Curtin Malaysia student gets final-year project paper published in Nature’s Scientific ReportPosted date:
Miri – 7 January 2021 – Curtin University Malaysia (Curtin Malaysia) final-year chemical engineering student Ahsan Mehmood has had the honour of getting his final-year project paper published in Scientific Report by Nature, the world’s leading multidisciplinary science publisher.
Ahsan’s project paper titled ‘Graphene/PVA Buckypaper for Strain Sensor Application’ was based on his research project into a category of smart sensors called strain sensors, or more particularly, strain sensors composed of graphene-based buckypaper.
Graphene, which many researchers have dubbed a ‘wonder material’, is made up of carbon atoms bonded together to form a sheet just one atom thick. The honeycomb arrangement of the atoms allows graphene to be very flexible as well as porous and lightweight.
Ahsan said buckypaper, a thin sheet made from nanocomposites, was found to be a viable option for strain sensor applications. The research’s high-quality graphene-based buckypaper infiltrated with polyvinyl alcohol (PVA) has outstanding properties in terms of its flexibility, high electrical conductivity, chemical stability and light weight.
According to Ahsan, strain sensors with graphene/PVA buckypaper could be suitable for a wide range of commercial and industrial applications including sports performance monitoring, virtual reality, personal healthcare, human-machine interface and more.
“In this digital age, we are surrounded by all sorts of smart sensors. We have smart lights that allow real-time adjustment of their intensity and colours to create different room ambiences, and smart health-monitoring strain sensors that can predict early symptoms of chronic diseases and provide real-time monitoring of critical health parameters, for example,” said Ahsan.
“Now, we are transitioning into a new era of smart buildings and cities with new innovations in electronics and intelligent smart sensors for data collection and real-time monitoring on an unprecedented scale. This is where high-performance strain sensors such as the one we synthesised in our research can play a huge role.”
Ahsan’s research project was carried out under the supervision of Associate Professor Mubarak Mujawar of the Department of Chemical Engineering at Curtin Malaysia’s Faculty of Engineering and Science.
An accomplished researcher, Associate Professor Mubarak leads the Materials and Structure research cluster at the Faculty. His research interests include carbon nanomaterials synthesis, graphene/CNT buckypaper for strain sensor application, biodiesel, biofuels, magnetic biochar production using microwave, and wastewater treatment using advanced materials. He has published more than 150 journal papers and 25 conference proceedings and authored 25 book chapters on related topics. He also serves as a scientific reviewer for numerous journals in the area of chemical engineering and nanotechnology.
Associate Professor Mubarak has received numerous awards for his research, including the Curtin Malaysia Most Productive Researcher Award, Outstanding Faculty of Chemical Engineering Award, Best Scientific Research Award London, and Outstanding Scientist in Publication and Citation awarded by i-Proclaim Malaysia.
In addition, Associate Professor Mubarak is a Fellow Member of The Institution of Engineers Australia, as well as a Chartered Professional Engineer (CPEng) of The Institution of Engineers Australia and Chartered Chemical Engineer of the Institute of Chemical Engineering (IChemE) UK.

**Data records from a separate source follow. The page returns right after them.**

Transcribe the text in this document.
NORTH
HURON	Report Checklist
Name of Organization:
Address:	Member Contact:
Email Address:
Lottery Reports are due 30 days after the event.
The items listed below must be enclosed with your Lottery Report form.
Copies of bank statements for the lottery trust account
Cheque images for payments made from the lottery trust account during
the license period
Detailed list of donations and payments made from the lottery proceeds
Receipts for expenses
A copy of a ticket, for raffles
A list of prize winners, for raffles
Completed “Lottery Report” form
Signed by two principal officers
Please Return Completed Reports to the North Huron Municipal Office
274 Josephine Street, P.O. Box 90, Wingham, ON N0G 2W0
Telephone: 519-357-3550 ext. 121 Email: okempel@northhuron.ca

He also has the distinction of being listed in the top two per cent of the world’s most influential scientists in the area of chemical and energy. The List of the Top 2% Scientists in the World compiled and published by Stanford University is based on several factors, the most important of which is the power of international scientific publication, the number of scientific citations for research, and participation in the review and editing of scientific research.
Commenting on Ahsan’s achievement in Scientific Report by Nature, Associate Professor Mubarak said it was a great honour for a student of Curtin Malaysia to have his paper published in such a prestigious scientific journal. He added that it is a testimony of the high quality of education Curtin provides, its commitment to excellence and innovation, as well as the calibre of the university’s students and the academics and researchers who support and guide them. Ahsan’s paper in Scientific Report by Nature can be read at https://www.nature.com/articles/s41598-020-77139-2.
Meanwhile, Dean of the Faculty of Engineering and Science, Professor Tuong-Thuy Vu, said Ahsan and other outstanding students like him are products of Curtin Malaysia’s very active and strong research culture where final-year undergraduate and postgraduate research students get to engage in a diverse range of research projects under the guidance of research-active academics and researchers.
“At Curtin Malaysia, students are exposed to, and wherever possible, get to participate in our research endeavours as part of their student learning, to help transform complex problems into innovative solutions that have a far-reaching impact and prepare themselves to be career-ready when they graduate,” said Professor Vu.